Tinha acabado de ser campeão em 2019 com a Toyota, fazia a sua primeira prova com a Hyundai no Rali de Monte Carlo de 2020, onde as coisas poderiam ter corrido muito mal a Ott Tänak/Martin Järveoja, mas felizmente a dupla pôde contar com um Hyundai i20 Coupe WRC à prova de bala.

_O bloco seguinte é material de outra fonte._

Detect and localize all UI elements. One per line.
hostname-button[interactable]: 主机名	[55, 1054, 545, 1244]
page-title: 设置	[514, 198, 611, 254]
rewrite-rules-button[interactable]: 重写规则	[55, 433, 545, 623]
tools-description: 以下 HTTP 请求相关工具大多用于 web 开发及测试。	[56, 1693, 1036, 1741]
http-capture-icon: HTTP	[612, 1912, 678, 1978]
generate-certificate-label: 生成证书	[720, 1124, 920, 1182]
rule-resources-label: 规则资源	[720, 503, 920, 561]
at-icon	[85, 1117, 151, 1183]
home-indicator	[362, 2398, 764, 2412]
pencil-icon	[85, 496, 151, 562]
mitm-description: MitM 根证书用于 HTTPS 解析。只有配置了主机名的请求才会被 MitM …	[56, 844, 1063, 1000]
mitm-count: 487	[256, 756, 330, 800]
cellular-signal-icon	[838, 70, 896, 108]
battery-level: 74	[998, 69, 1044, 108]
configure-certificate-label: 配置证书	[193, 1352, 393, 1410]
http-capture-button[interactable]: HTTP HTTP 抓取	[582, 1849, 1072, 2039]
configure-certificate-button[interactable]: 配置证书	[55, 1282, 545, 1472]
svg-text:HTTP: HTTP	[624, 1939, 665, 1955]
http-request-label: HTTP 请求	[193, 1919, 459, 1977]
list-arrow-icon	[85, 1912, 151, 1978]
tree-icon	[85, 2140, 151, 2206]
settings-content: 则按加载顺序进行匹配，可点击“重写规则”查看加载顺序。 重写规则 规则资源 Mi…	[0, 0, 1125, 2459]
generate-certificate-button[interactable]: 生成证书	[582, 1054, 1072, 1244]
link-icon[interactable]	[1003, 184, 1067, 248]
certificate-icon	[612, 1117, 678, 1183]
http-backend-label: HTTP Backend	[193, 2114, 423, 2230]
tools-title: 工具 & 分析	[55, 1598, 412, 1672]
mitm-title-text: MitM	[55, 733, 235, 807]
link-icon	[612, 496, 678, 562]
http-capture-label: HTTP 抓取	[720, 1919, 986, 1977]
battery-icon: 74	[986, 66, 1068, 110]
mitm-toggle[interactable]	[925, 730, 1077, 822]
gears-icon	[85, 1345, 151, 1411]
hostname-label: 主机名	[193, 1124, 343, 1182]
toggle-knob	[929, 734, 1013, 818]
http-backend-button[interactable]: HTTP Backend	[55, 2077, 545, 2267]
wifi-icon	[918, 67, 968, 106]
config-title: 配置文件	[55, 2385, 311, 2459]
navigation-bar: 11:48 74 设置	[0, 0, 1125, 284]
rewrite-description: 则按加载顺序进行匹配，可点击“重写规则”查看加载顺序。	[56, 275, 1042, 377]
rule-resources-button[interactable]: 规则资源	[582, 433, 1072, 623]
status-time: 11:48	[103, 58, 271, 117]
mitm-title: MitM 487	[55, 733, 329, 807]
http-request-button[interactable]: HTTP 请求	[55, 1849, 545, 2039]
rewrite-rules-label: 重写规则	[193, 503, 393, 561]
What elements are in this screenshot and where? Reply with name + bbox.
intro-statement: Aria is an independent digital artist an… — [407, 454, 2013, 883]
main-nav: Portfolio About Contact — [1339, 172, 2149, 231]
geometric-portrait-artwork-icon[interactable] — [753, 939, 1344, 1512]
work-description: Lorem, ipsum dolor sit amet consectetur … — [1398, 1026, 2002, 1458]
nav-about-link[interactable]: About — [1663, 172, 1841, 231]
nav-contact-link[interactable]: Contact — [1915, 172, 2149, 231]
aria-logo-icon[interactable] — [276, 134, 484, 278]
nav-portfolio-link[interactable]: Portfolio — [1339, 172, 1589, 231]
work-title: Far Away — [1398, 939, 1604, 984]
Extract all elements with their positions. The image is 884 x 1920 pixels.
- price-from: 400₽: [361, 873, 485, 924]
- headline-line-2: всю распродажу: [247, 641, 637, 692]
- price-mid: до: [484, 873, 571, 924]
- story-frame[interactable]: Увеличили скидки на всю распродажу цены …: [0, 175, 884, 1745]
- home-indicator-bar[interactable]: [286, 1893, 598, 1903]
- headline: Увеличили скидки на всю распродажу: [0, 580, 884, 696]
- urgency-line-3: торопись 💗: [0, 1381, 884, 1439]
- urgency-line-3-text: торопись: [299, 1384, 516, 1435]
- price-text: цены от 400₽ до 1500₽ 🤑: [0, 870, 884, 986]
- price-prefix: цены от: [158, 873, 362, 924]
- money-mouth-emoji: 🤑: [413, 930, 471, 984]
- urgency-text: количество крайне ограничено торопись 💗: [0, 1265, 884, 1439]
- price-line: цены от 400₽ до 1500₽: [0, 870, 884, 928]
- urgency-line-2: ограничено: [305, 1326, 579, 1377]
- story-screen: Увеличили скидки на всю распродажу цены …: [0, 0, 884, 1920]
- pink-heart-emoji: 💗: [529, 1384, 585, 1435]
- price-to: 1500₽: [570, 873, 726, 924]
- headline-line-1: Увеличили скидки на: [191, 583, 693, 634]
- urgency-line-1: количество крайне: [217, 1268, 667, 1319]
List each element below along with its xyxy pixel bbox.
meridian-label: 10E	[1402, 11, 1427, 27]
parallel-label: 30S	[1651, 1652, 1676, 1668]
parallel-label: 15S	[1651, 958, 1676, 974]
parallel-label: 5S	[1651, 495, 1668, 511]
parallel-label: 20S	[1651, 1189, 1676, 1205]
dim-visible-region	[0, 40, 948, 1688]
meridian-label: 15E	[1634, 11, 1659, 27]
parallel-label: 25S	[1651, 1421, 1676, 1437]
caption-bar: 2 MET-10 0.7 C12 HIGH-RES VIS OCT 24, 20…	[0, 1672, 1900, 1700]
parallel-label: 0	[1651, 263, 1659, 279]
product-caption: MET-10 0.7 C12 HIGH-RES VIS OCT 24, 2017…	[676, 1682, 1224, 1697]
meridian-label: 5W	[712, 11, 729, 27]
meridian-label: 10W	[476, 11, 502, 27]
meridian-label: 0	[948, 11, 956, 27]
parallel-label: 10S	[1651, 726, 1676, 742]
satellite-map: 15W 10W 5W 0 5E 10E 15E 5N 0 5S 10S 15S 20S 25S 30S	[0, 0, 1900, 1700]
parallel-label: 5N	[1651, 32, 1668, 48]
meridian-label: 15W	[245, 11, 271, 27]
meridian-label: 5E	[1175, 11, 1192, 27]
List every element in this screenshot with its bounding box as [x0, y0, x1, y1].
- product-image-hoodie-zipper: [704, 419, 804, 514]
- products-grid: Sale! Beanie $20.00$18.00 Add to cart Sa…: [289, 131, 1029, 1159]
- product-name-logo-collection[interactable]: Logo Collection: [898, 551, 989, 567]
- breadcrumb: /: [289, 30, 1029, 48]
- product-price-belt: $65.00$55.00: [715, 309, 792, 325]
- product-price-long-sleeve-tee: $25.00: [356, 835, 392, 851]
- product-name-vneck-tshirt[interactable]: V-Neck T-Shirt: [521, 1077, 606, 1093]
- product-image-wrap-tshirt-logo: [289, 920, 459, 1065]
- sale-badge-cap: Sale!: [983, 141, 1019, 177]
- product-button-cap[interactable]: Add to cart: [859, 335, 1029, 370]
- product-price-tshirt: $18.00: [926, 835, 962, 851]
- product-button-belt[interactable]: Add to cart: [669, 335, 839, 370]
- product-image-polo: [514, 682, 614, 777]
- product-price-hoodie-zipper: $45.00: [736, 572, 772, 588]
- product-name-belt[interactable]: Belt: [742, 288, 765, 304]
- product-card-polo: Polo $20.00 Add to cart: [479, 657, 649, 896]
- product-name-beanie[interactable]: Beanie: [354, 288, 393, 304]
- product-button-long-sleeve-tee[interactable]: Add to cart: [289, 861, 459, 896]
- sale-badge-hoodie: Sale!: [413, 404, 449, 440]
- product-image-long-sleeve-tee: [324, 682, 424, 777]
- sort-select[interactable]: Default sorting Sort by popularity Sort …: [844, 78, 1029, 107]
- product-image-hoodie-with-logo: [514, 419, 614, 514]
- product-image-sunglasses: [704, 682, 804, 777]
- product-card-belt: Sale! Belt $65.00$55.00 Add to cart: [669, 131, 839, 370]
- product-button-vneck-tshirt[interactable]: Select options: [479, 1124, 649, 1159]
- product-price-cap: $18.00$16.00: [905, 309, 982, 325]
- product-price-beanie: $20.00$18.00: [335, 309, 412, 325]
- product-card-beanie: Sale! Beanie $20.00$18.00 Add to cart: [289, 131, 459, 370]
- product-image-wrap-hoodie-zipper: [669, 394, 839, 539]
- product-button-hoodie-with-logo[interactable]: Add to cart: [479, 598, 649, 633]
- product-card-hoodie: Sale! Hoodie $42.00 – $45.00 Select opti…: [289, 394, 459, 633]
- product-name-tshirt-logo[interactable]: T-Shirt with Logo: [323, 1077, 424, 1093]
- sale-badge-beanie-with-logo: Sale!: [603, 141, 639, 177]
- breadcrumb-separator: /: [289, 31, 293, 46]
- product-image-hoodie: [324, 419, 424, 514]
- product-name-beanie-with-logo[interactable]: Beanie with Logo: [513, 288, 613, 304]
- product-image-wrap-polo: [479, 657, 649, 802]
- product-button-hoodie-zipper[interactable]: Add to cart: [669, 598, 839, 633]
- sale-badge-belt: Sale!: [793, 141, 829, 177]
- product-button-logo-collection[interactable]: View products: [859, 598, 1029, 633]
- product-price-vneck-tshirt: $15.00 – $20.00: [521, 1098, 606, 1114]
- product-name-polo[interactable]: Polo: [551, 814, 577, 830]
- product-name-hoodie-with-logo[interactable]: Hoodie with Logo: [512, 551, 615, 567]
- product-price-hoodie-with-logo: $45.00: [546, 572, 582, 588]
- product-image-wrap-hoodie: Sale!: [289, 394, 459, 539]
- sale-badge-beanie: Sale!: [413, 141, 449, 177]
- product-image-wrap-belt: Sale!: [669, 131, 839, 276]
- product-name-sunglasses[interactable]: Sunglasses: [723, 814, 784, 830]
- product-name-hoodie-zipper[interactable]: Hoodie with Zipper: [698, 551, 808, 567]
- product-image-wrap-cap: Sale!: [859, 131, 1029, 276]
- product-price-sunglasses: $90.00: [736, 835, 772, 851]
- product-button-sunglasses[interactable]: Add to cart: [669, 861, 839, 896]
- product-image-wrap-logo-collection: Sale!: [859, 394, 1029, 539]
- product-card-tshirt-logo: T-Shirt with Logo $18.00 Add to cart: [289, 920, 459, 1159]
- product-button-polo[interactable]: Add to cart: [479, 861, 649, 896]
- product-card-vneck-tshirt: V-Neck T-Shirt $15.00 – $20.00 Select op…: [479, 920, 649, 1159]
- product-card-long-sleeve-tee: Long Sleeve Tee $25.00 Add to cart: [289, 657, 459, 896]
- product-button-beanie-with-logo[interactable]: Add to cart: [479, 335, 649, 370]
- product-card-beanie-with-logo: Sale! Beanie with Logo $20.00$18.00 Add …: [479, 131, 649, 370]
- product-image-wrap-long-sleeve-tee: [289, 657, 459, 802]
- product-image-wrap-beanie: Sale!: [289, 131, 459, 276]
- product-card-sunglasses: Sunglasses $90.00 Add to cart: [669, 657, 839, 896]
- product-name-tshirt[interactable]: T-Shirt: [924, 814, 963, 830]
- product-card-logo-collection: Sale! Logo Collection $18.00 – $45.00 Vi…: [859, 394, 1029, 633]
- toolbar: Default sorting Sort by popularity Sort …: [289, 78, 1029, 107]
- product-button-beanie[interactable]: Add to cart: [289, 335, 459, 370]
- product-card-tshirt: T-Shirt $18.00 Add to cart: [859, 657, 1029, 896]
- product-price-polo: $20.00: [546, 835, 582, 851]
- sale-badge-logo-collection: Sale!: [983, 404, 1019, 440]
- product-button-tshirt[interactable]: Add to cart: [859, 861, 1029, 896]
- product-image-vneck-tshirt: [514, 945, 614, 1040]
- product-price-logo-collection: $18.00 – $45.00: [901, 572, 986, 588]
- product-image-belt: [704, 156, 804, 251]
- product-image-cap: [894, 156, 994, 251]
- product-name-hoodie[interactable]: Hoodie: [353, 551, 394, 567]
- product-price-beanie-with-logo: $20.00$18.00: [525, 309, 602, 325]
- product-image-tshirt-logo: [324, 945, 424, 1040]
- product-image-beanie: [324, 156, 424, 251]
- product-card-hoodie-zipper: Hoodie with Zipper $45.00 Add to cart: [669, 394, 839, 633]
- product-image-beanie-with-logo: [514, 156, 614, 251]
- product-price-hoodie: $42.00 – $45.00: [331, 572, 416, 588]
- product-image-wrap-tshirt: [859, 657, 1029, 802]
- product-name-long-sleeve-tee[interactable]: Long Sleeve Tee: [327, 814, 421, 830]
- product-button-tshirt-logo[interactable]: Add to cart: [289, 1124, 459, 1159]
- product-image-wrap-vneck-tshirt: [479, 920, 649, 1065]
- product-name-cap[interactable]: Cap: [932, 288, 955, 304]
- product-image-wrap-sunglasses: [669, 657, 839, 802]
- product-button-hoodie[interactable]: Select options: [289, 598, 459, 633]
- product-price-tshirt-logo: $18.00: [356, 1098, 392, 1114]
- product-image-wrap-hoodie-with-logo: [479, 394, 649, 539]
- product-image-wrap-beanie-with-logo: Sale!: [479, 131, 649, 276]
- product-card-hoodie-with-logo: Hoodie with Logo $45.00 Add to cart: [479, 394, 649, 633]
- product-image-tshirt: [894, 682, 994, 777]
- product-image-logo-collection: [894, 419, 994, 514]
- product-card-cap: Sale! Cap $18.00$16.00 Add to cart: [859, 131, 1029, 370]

O acidente foi muito feio, mas não teve grandes consequências físicas para os seus ocupantes.
Não era esta a estreia que a dupla pretendia com a Hyundai Uma pequena lomba a 180 km/h foi decisiva para o assustador acidente que tiveram no Rali de Monte Carlo.
Estávamos na PE4, e ao km 9.2, numa zona muito rápida, os homens da Hyundai passaram num irregularidade da estrada, aquela velocidade o carro desequilibrou-se e o estónio nunca mais o ‘agarrou’, saindo violentamente de estrada, continuando a capotar e a descer uma ravina de 25 metros por 14 longos segundos, até se imobilizarem. Muito ‘chocalhados’, mas sem maior necessidade do que passar uma noite no hospital por precaução ,”estamos bem”, foi o que disse Ott Tänak já no parque de assistência: “Batemos numa lomba que eu não identifiquei nos reconhecimentos, chegámos ali um pouco depressa demais, e depois da lomba entrámos numa linha de trajetória errada e a partir daí tivemos o acidente a alta velocidade. Todo o equipamento de segurança fez o seu trabalho, estou contente por estarmos aqui sem lesões”, disse Ott Tänak na altura.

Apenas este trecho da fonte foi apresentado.